Examination Board


Specific Course Requirements

Students are accepted onto this course if they have at least AB or BA grades in GCSE Double Science or, alternatively, at least ABB, BAB or BBA in Triple Science. The department will consider students with BB or BBB grades depending on teacher recommendations, overall Science profiles and availability of places. Students must also have level 5 and above in English Language and Mathematics.

Course Content

The subject is informally split into three areas: Organic, Inorganic and Physical Chemistry. These are interwoven so that a variety of topics are taught throughout. There is an emphasis on practical work which is carried out on an individual basis wherever possible. Students will be given regular homework tasks which will involve research and sample examination questions amongst other written tasks. The theory of the course will complement the practical work and will seek to explain modern Chemistry in contexts such as climate change, green chemistry, pharmaceuticals and chemical research.

What do I need to know or be able to do before taking this course?

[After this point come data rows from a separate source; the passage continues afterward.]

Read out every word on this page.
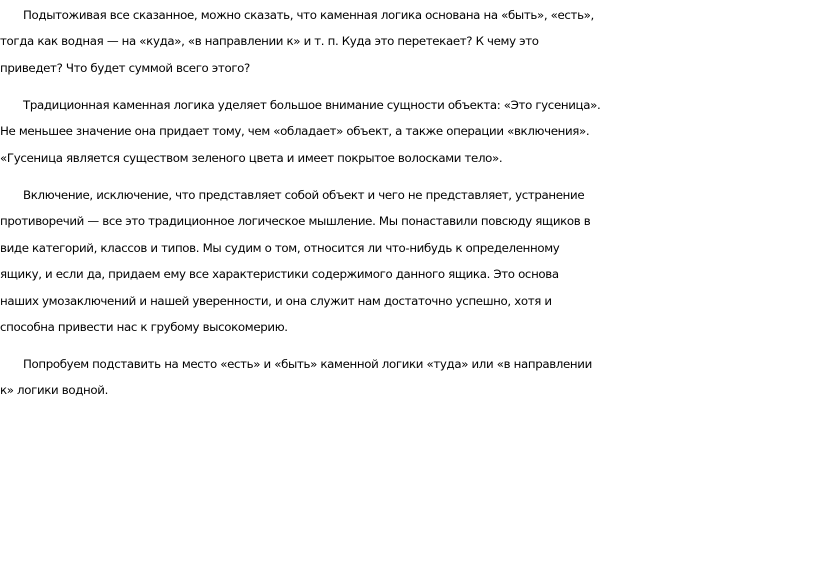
Подытоживая все сказанное, можно сказать, что каменная логика основана на «быть», «есть»,
тогда как водная — на «куда», «в направлении к» и т. п. Куда это перетекает? К чему это
приведет? Что будет суммой всего этого?

Традиционная каменная логика уделяет большое внимание сущности объекта: «Это гусеница».
Не меньшее значение она придает тому, чем «обладает» объект, а также операции «включения».
«Гусеница является существом зеленого цвета и имеет покрытое волосками тело».

Включение, исключение, что представляет собой объект и чего не представляет, устранение
противоречий — все это традиционное логическое мышление. Мы понаставили повсюду ящиков в
виде категорий, классов и типов. Мы судим о том, относится ли что-нибудь к определенному
ящику, и если да, придаем ему все характеристики содержимого данного ящика. Это основа
наших умозаключений и нашей уверенности, и она служит нам достаточно успешно, хотя и
способна привести нас к грубому высокомерию.

Попробуем подставить на место «есть» и «быть» каменной логики «туда» или «в направлении
к» логики водной.
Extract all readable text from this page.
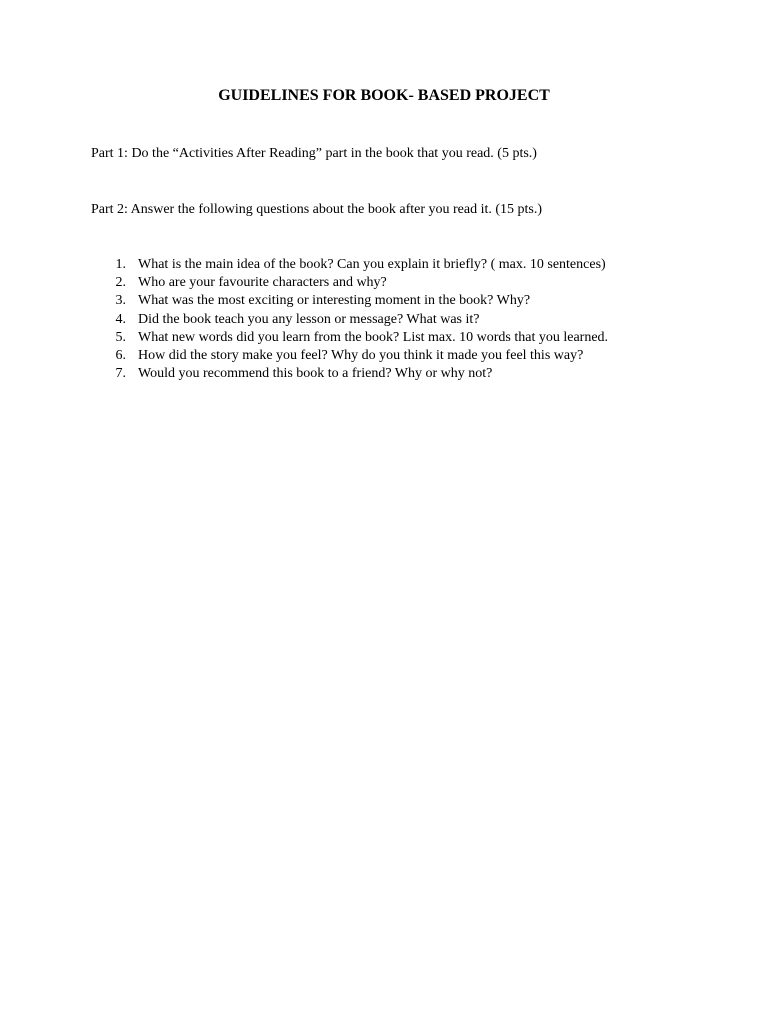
GUIDELINES FOR BOOK- BASED PROJECT
Part 1: Do the “Activities After Reading” part in the book that you read. (5 pts.)
Part 2: Answer the following questions about the book after you read it. (15 pts.)
1. What is the main idea of the book? Can you explain it briefly? ( max. 10 sentences)
2. Who are your favourite characters and why?
3. What was the most exciting or interesting moment in the book? Why?
4. Did the book teach you any lesson or message? What was it?
5. What new words did you learn from the book? List max. 10 words that you learned.
6. How did the story make you feel? Why do you think it made you feel this way?
7. Would you recommend this book to a friend? Why or why not?
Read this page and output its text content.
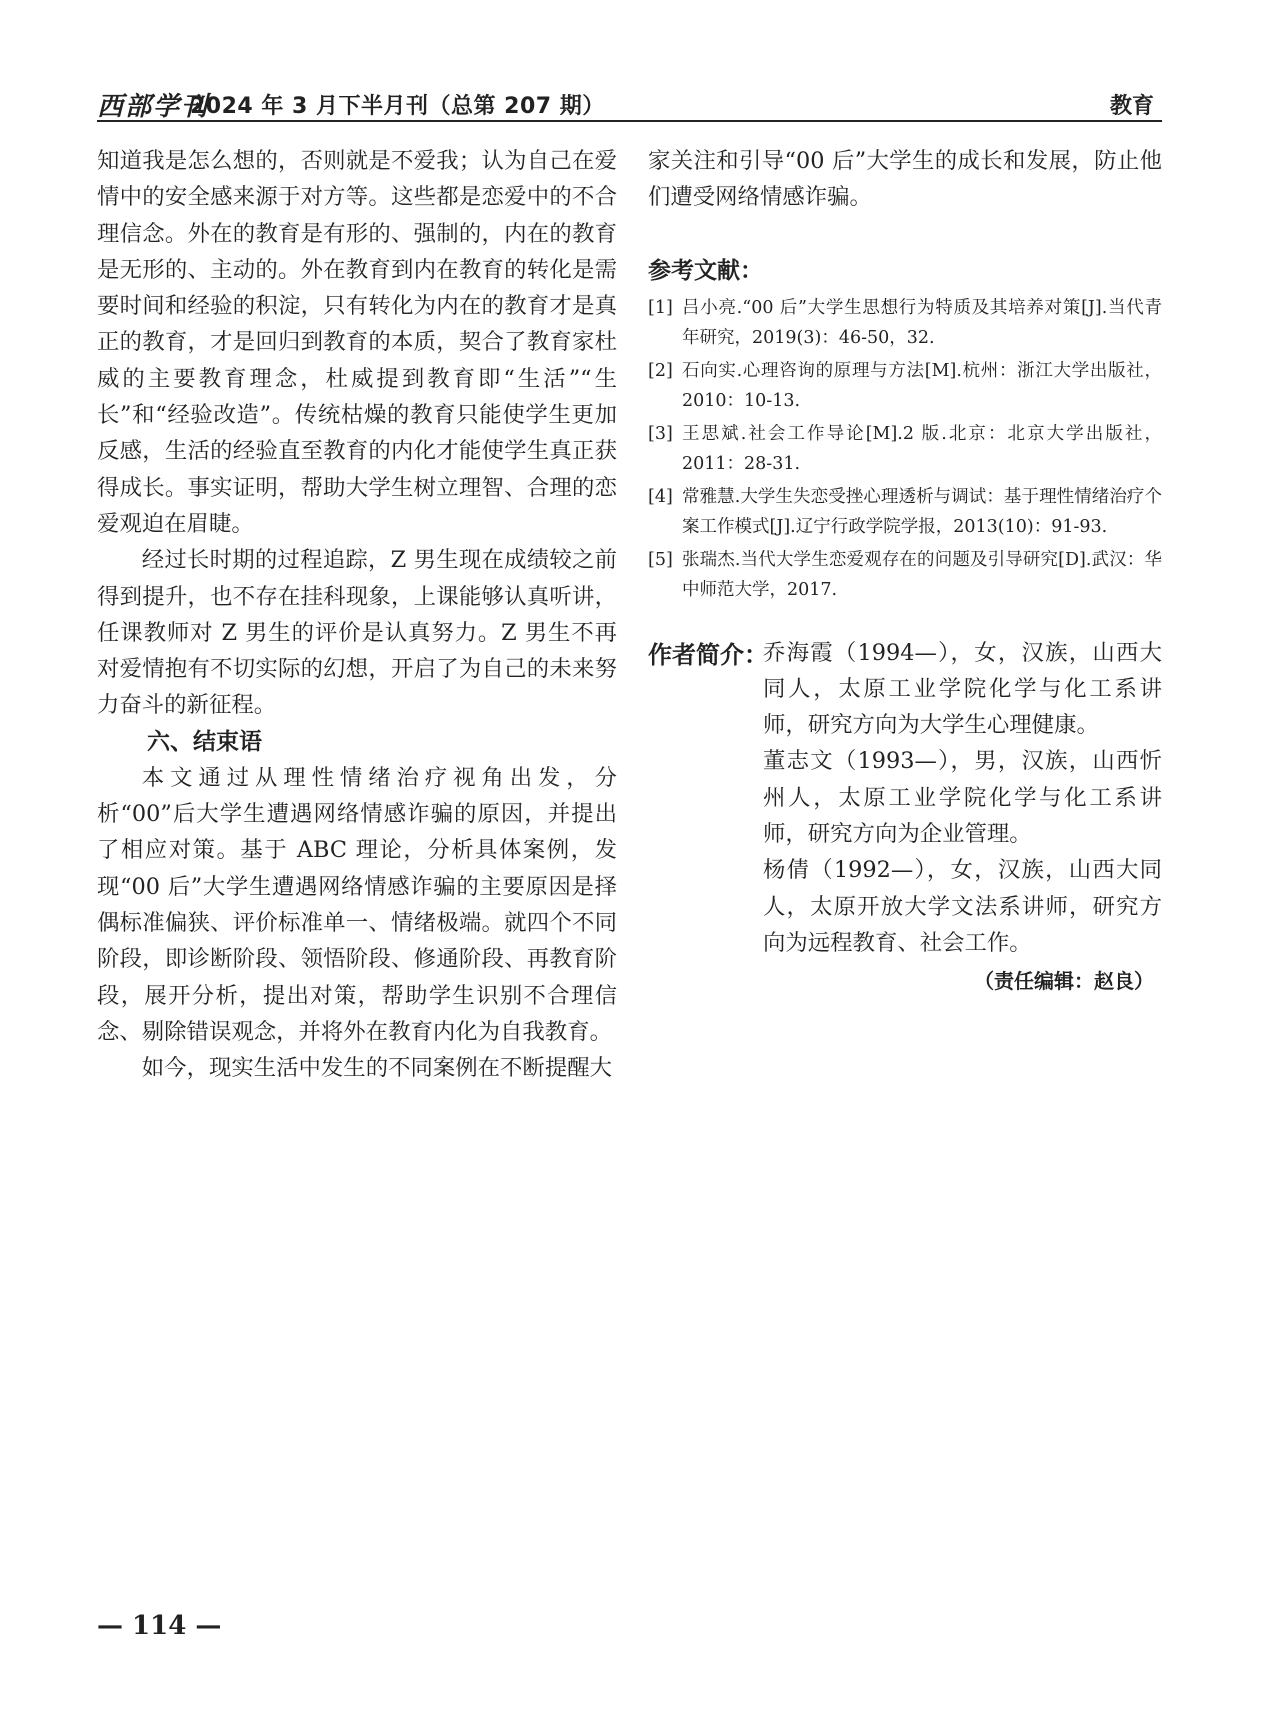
西部学刊
2024 年 3 月下半月刊（总第 207 期）	教育

知道我是怎么想的，否则就是不爱我；认为自己在爱情中的安全感来源于对方等。这些都是恋爱中的不合理信念。外在的教育是有形的、强制的，内在的教育是无形的、主动的。外在教育到内在教育的转化是需要时间和经验的积淀，只有转化为内在的教育才是真正的教育，才是回归到教育的本质，契合了教育家杜威的主要教育理念，杜威提到教育即“生活”“生长”和“经验改造”。传统枯燥的教育只能使学生更加反感，生活的经验直至教育的内化才能使学生真正获得成长。事实证明，帮助大学生树立理智、合理的恋爱观迫在眉睫。

经过长时期的过程追踪，Z 男生现在成绩较之前得到提升，也不存在挂科现象，上课能够认真听讲，任课教师对 Z 男生的评价是认真努力。Z 男生不再对爱情抱有不切实际的幻想，开启了为自己的未来努力奋斗的新征程。

六、结束语

本文通过从理性情绪治疗视角出发，分析“00”后大学生遭遇网络情感诈骗的原因，并提出了相应对策。基于 ABC 理论，分析具体案例，发现“00 后”大学生遭遇网络情感诈骗的主要原因是择偶标准偏狭、评价标准单一、情绪极端。就四个不同阶段，即诊断阶段、领悟阶段、修通阶段、再教育阶段，展开分析，提出对策，帮助学生识别不合理信念、剔除错误观念，并将外在教育内化为自我教育。

如今，现实生活中发生的不同案例在不断提醒大

家关注和引导“00 后”大学生的成长和发展，防止他们遭受网络情感诈骗。

参考文献：
[1] 吕小亮.“00 后”大学生思想行为特质及其培养对策[J].当代青年研究，2019(3)：46-50，32.
[2] 石向实.心理咨询的原理与方法[M].杭州：浙江大学出版社，2010：10-13.
[3] 王思斌.社会工作导论[M].2 版.北京：北京大学出版社，2011：28-31.
[4] 常雅慧.大学生失恋受挫心理透析与调试：基于理性情绪治疗个案工作模式[J].辽宁行政学院学报，2013(10)：91-93.
[5] 张瑞杰.当代大学生恋爱观存在的问题及引导研究[D].武汉：华中师范大学，2017.
作者简介：
乔海霞（1994—），女，汉族，山西大同人，太原工业学院化学与化工系讲师，研究方向为大学生心理健康。
董志文（1993—），男，汉族，山西忻州人，太原工业学院化学与化工系讲师，研究方向为企业管理。
杨倩（1992—），女，汉族，山西大同人，太原开放大学文法系讲师，研究方向为远程教育、社会工作。
（责任编辑：赵良）
— 114 —
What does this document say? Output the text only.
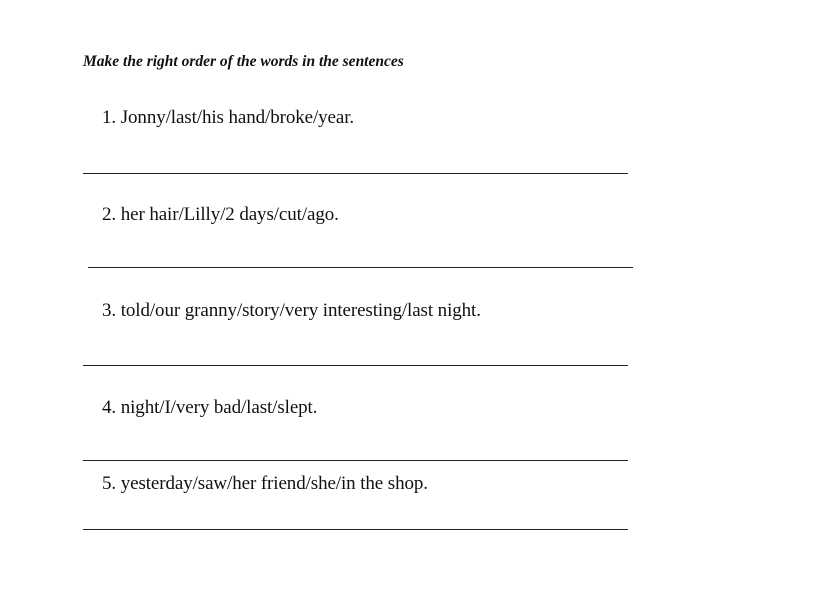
Make the right order of the words in the sentences
1. Jonny/last/his hand/broke/year.
2. her hair/Lilly/2 days/cut/ago.
3. told/our granny/story/very interesting/last night.
4. night/I/very bad/last/slept.
5. yesterday/saw/her friend/she/in the shop.
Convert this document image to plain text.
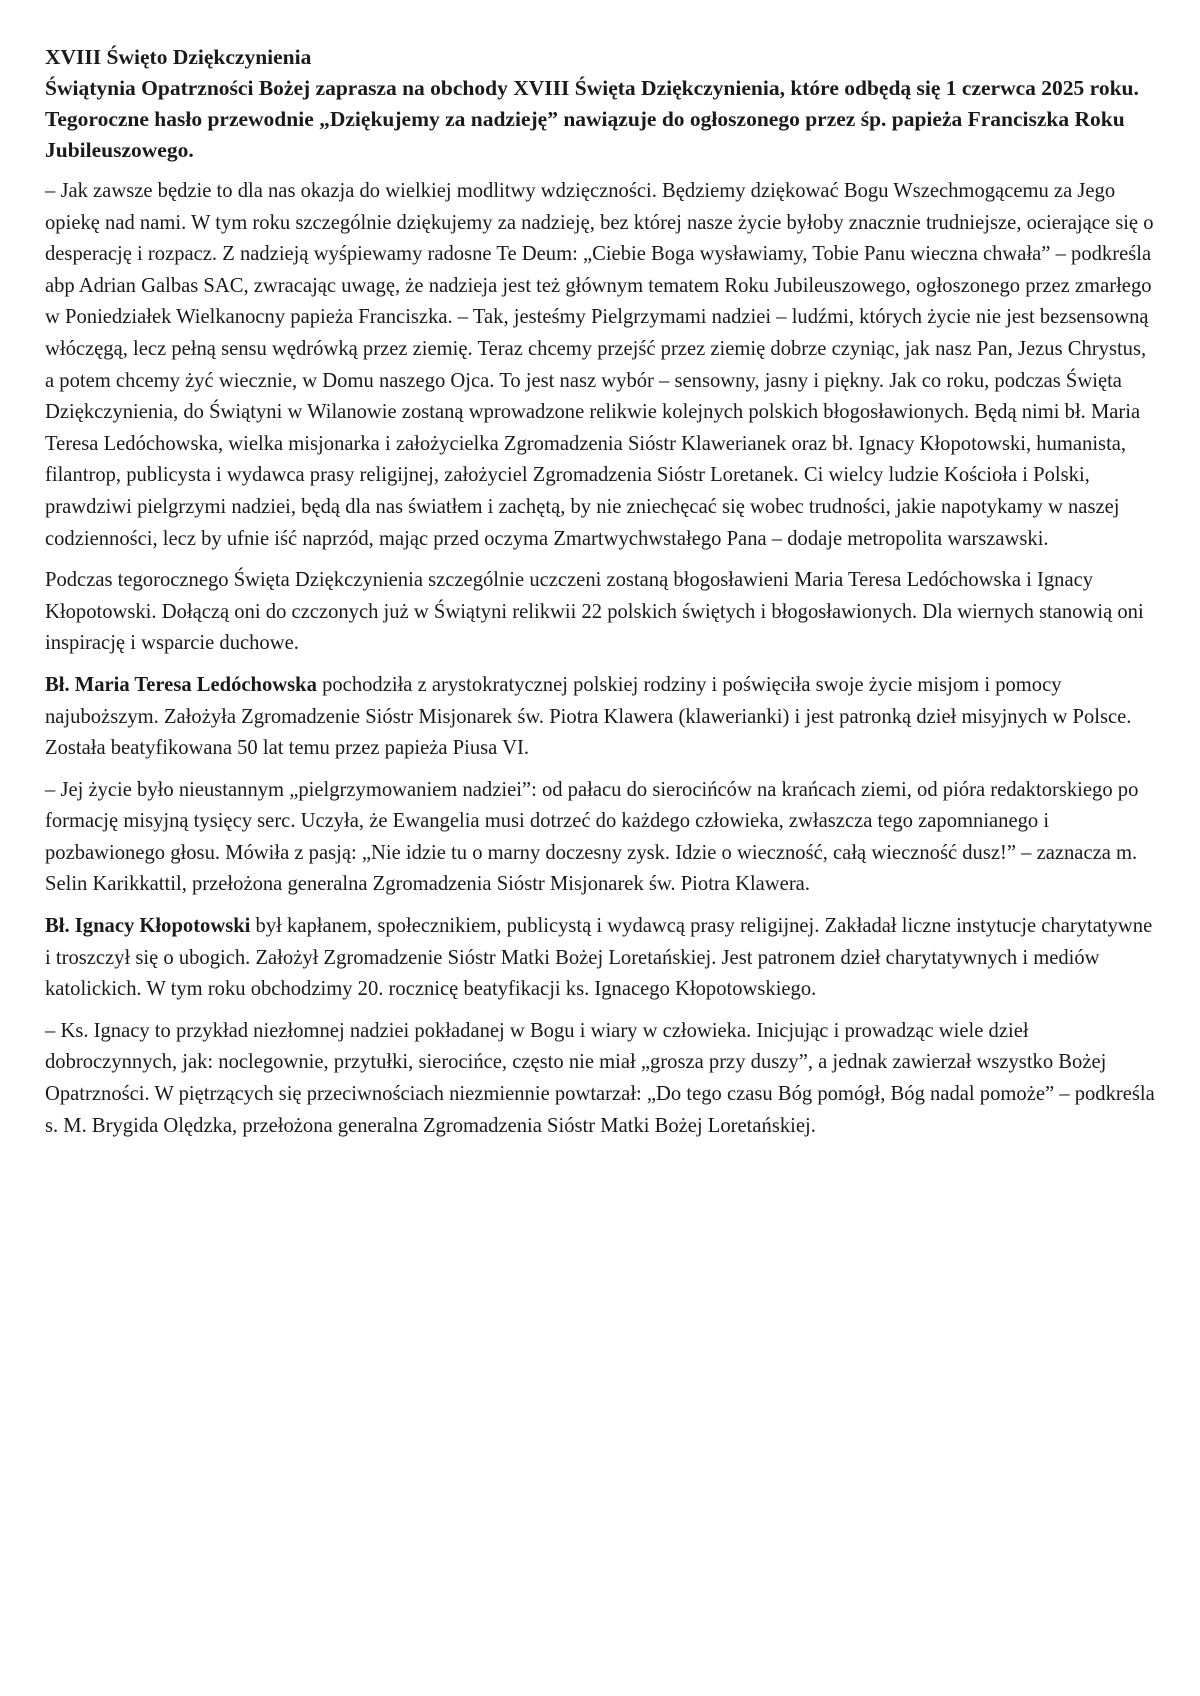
XVIII Święto Dziękczynienia
Świątynia Opatrzności Bożej zaprasza na obchody XVIII Święta Dziękczynienia, które odbędą się 1 czerwca 2025 roku. Tegoroczne hasło przewodnie „Dziękujemy za nadzieję” nawiązuje do ogłoszonego przez śp. papieża Franciszka Roku Jubileuszowego.

– Jak zawsze będzie to dla nas okazja do wielkiej modlitwy wdzięczności. Będziemy dziękować Bogu Wszechmogącemu za Jego opiekę nad nami. W tym roku szczególnie dziękujemy za nadzieję, bez której nasze życie byłoby znacznie trudniejsze, ocierające się o desperację i rozpacz. Z nadzieją wyśpiewamy radosne Te Deum: „Ciebie Boga wysławiamy, Tobie Panu wieczna chwała” – podkreśla abp Adrian Galbas SAC, zwracając uwagę, że nadzieja jest też głównym tematem Roku Jubileuszowego, ogłoszonego przez zmarłego w Poniedziałek Wielkanocny papieża Franciszka. – Tak, jesteśmy Pielgrzymami nadziei – ludźmi, których życie nie jest bezsensowną włóczęgą, lecz pełną sensu wędrówką przez ziemię. Teraz chcemy przejść przez ziemię dobrze czyniąc, jak nasz Pan, Jezus Chrystus, a potem chcemy żyć wiecznie, w Domu naszego Ojca. To jest nasz wybór – sensowny, jasny i piękny. Jak co roku, podczas Święta Dziękczynienia, do Świątyni w Wilanowie zostaną wprowadzone relikwie kolejnych polskich błogosławionych. Będą nimi bł. Maria Teresa Ledóchowska, wielka misjonarka i założycielka Zgromadzenia Sióstr Klawerianek oraz bł. Ignacy Kłopotowski, humanista, filantrop, publicysta i wydawca prasy religijnej, założyciel Zgromadzenia Sióstr Loretanek. Ci wielcy ludzie Kościoła i Polski, prawdziwi pielgrzymi nadziei, będą dla nas światłem i zachętą, by nie zniechęcać się wobec trudności, jakie napotykamy w naszej codzienności, lecz by ufnie iść naprzód, mając przed oczyma Zmartwychwstałego Pana – dodaje metropolita warszawski.

Podczas tegorocznego Święta Dziękczynienia szczególnie uczczeni zostaną błogosławieni Maria Teresa Ledóchowska i Ignacy Kłopotowski. Dołączą oni do czczonych już w Świątyni relikwii 22 polskich świętych i błogosławionych. Dla wiernych stanowią oni inspirację i wsparcie duchowe.

Bł. Maria Teresa Ledóchowska pochodziła z arystokratycznej polskiej rodziny i poświęciła swoje życie misjom i pomocy najuboższym. Założyła Zgromadzenie Sióstr Misjonarek św. Piotra Klawera (klawerianki) i jest patronką dzieł misyjnych w Polsce. Została beatyfikowana 50 lat temu przez papieża Piusa VI.

– Jej życie było nieustannym „pielgrzymowaniem nadziei”: od pałacu do sierocińców na krańcach ziemi, od pióra redaktorskiego po formację misyjną tysięcy serc. Uczyła, że Ewangelia musi dotrzeć do każdego człowieka, zwłaszcza tego zapomnianego i pozbawionego głosu. Mówiła z pasją: „Nie idzie tu o marny doczesny zysk. Idzie o wieczność, całą wieczność dusz!” – zaznacza m. Selin Karikkattil, przełożona generalna Zgromadzenia Sióstr Misjonarek św. Piotra Klawera.

Bł. Ignacy Kłopotowski był kapłanem, społecznikiem, publicystą i wydawcą prasy religijnej. Zakładał liczne instytucje charytatywne i troszczył się o ubogich. Założył Zgromadzenie Sióstr Matki Bożej Loretańskiej. Jest patronem dzieł charytatywnych i mediów katolickich. W tym roku obchodzimy 20. rocznicę beatyfikacji ks. Ignacego Kłopotowskiego.

– Ks. Ignacy to przykład niezłomnej nadziei pokładanej w Bogu i wiary w człowieka. Inicjując i prowadząc wiele dzieł dobroczynnych, jak: noclegownie, przytułki, sierocińce, często nie miał „grosza przy duszy”, a jednak zawierzał wszystko Bożej Opatrzności. W piętrzących się przeciwnościach niezmiennie powtarzał: „Do tego czasu Bóg pomógł, Bóg nadal pomoże” – podkreśla s. M. Brygida Olędzka, przełożona generalna Zgromadzenia Sióstr Matki Bożej Loretańskiej.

You should be willing to work hard and to think independently, as the conceptual demand of the subject is very high. You should be confident with chemical equations and simple numerical chemistry such as reacting masses, as well as be able to use standard laboratory equipment safely and competently.

How will I be assessed on this course?

The ‘A’ Level consists of three units tested by a written paper worth 30%, 30% and 40% respectively. There are 16 core practicals which will be examined in the written papers; a separate practical pass/fail assessment will be given in addition to the ‘A’ Level grade.

What could I do with a qualification in this subject?

An ‘A’ Level in Chemistry is an excellent preparation for a degree in the Physical or Biological Sciences, as well as a requirement for entrance into most medical related courses. The skills you would develop during the course would be useful for many career paths.

The three most commonly asked questions about this course are:

Do I need to do Chemistry ‘A’ Level in order to apply for Medical School?


How much Mathematics is there in the course?

Chemistry is a numerical subject; however the mathematical demand does not require you to study Mathematics ‘A’ Level in addition, although it may assist you.

Is there a lot of practical work?

Chemistry is a practical subject, as well as a theoretical one, so practical work is a very important aspect of the course.